In education, a professional learning community (or PLC) is a community wherein teachers collaborate regularly to share questions, issues, and solutions within a particular work environment or school department. The term was first used in the 1960s to answer teachers’ complaints that they were working in isolation, which stymied their growth and their effectiveness.

PLC’s gained stature as research demonstrated that schools where they actively met experienced the highest level of success. A study by Fred Newmann and Gary Wehlage in 1995 researched over 1,200 schools and found: “The most successful schools were those that used restructuring tools to help them function as professional learning communities.”
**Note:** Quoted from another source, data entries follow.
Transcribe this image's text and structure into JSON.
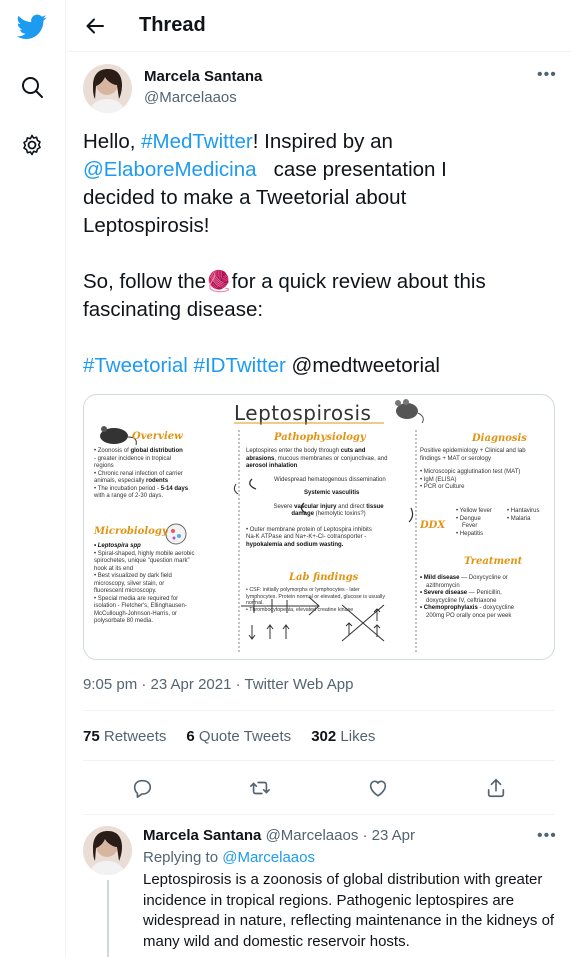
{
  "nav": {
    "icons": [
      "twitter-logo-icon",
      "search-icon",
      "settings-icon"
    ]
  },
  "header": {
    "title": "Thread"
  },
  "tweet": {
    "author": "Marcela Santana",
    "handle": "@Marcelaaos",
    "text": {
      "l1_pre": "Hello, ",
      "l1_tag": "#MedTwitter",
      "l1_post": "! Inspired by an",
      "l2_mention": "@ElaboreMedicina",
      "l2_post": "   case presentation I",
      "l3": "decided to make a Tweetorial about",
      "l4": "Leptospirosis!",
      "l5_pre": "So, follow the",
      "l5_emoji": "🧶",
      "l5_post": "for a quick review about this",
      "l6": "fascinating disease:",
      "tag1": "#Tweetorial",
      "tag2": "#IDTwitter",
      "mention2": "@medtweetorial"
    },
    "timestamp": "9:05 pm · 23 Apr 2021 · Twitter Web App",
    "stats": {
      "retweets_count": "75",
      "retweets_label": "Retweets",
      "quotes_count": "6",
      "quotes_label": "Quote Tweets",
      "likes_count": "302",
      "likes_label": "Likes"
    }
  },
  "infographic": {
    "title": "Leptospirosis",
    "overview": {
      "heading": "Overview",
      "l1a": "• Zoonosis of ",
      "l1b": "global distribution",
      "l2": "- greater incidence in tropical",
      "l3": "regions",
      "l4": "• Chronic renal infection of carrier",
      "l5a": "animals, especially ",
      "l5b": "rodents",
      "l6a": "• The incubation period - ",
      "l6b": "5-14 days",
      "l7": "with a range of 2-30 days."
    },
    "micro": {
      "heading": "Microbiology",
      "l1": "• Leptospira spp",
      "l2": "• Spiral-shaped, highly mobile aerobic",
      "l3": "spirochetes, unique \"question mark\"",
      "l4": "hook at its end",
      "l5": "• Best visualized by dark field",
      "l6": "microscopy, silver stain, or",
      "l7": "fluorescent microscopy.",
      "l8": "• Special media are required for",
      "l9": "isolation - Fletcher's, Ellinghausen-",
      "l10": "McCullough-Johnson-Harris, or",
      "l11": "polysorbate 80 media."
    },
    "patho": {
      "heading": "Pathophysiology",
      "l1a": "Leptospires enter the body through ",
      "l1b": "cuts and",
      "l2a": "abrasions",
      "l2b": ", mucous membranes or conjunctivae, and",
      "l3": "aerosol inhalation",
      "l4": "Widespread hematogenous dissemination",
      "l5": "Systemic vasculitis",
      "l6a": "Severe ",
      "l6b": "vascular injury",
      "l6c": " and direct ",
      "l6d": "tissue",
      "l7a": "damage",
      "l7b": " (hemolytic toxins?)",
      "l8": "• Outer membrane protein of Leptospira inhibits",
      "l9": "Na-K ATPase and Na+-K+-Cl- cotransporter -",
      "l10": "hypokalemia and sodium wasting."
    },
    "lab": {
      "heading": "Lab findings",
      "l1": "• CSF: initially polymorphs or lymphocytes - later",
      "l2": "lymphocytes. Protein normal or elevated, glucose is usually",
      "l3": "normal.",
      "l4": "• Thrombocytopenia, elevated creatine kinase"
    },
    "diagnosis": {
      "heading": "Diagnosis",
      "l1": "Positive epidemiology + Clinical and lab",
      "l2": "findings + MAT or serology",
      "l3": "• Microscopic agglutination test (MAT)",
      "l4": "• IgM (ELISA)",
      "l5": "• PCR or Culture"
    },
    "ddx": {
      "heading": "DDX",
      "c1": [
        "• Yellow fever",
        "• Dengue",
        "Fever",
        "• Hepatitis"
      ],
      "c2": [
        "• Hantavirus",
        "• Malaria"
      ]
    },
    "treatment": {
      "heading": "Treatment",
      "l1a": "• Mild disease",
      "l1b": " — Doxycycline or",
      "l2": "azithromycin",
      "l3a": "• Severe disease",
      "l3b": " — Penicillin,",
      "l4": "doxycycline IV, ceftriaxone",
      "l5a": "• Chemoprophylaxis",
      "l5b": " - doxycycline",
      "l6": "200mg PO orally once per week"
    }
  },
  "reply": {
    "author": "Marcela Santana",
    "handle_date": "@Marcelaaos · 23 Apr",
    "replying_prefix": "Replying to ",
    "replying_to": "@Marcelaaos",
    "text": "Leptospirosis is a zoonosis of global distribution with greater incidence in tropical regions. Pathogenic leptospires are widespread in nature, reflecting maintenance in the kidneys of many wild and domestic reservoir hosts."
  },
  "colors": {
    "accent": "#1d9bf0",
    "heading_orange": "#e09414",
    "secondary_text": "#536471"
  }
}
An ISTE post in 2021 by Jennifer Serviss describes key goals of a PLC:

  • Improved teaching and learning
  • Strong relationship among teachers
  • Access to new research and technology
  • Collaborative time for reflection

In practice, teachers within the same grade level might meet together weekly. For instance, all 4th-grade teachers might meet in one group and 5th-grade teachers in another group. All special education teachers might meet as one group or, depending on the size of the school, perhaps special education teachers working with the same grade range of students.

Often PLCs are a requirement of district “PLC” initiatives. The meetings are meant to provide time to reflect on student testing data–qualitative and quantitative–and allow teachers to plan how best to achieve their teaching goals and objectives. The quality of PLC implementation varies greatly depending on how formal or informal the initiative is.

In the best of circumstances, PLCs can be great agents of change as teachers see their value and work together. They give teachers a voice and a means of formally collaborating with colleagues towards clear goals. The effectiveness of each PLC will depend on the individual teachers attending and/or the school leadership.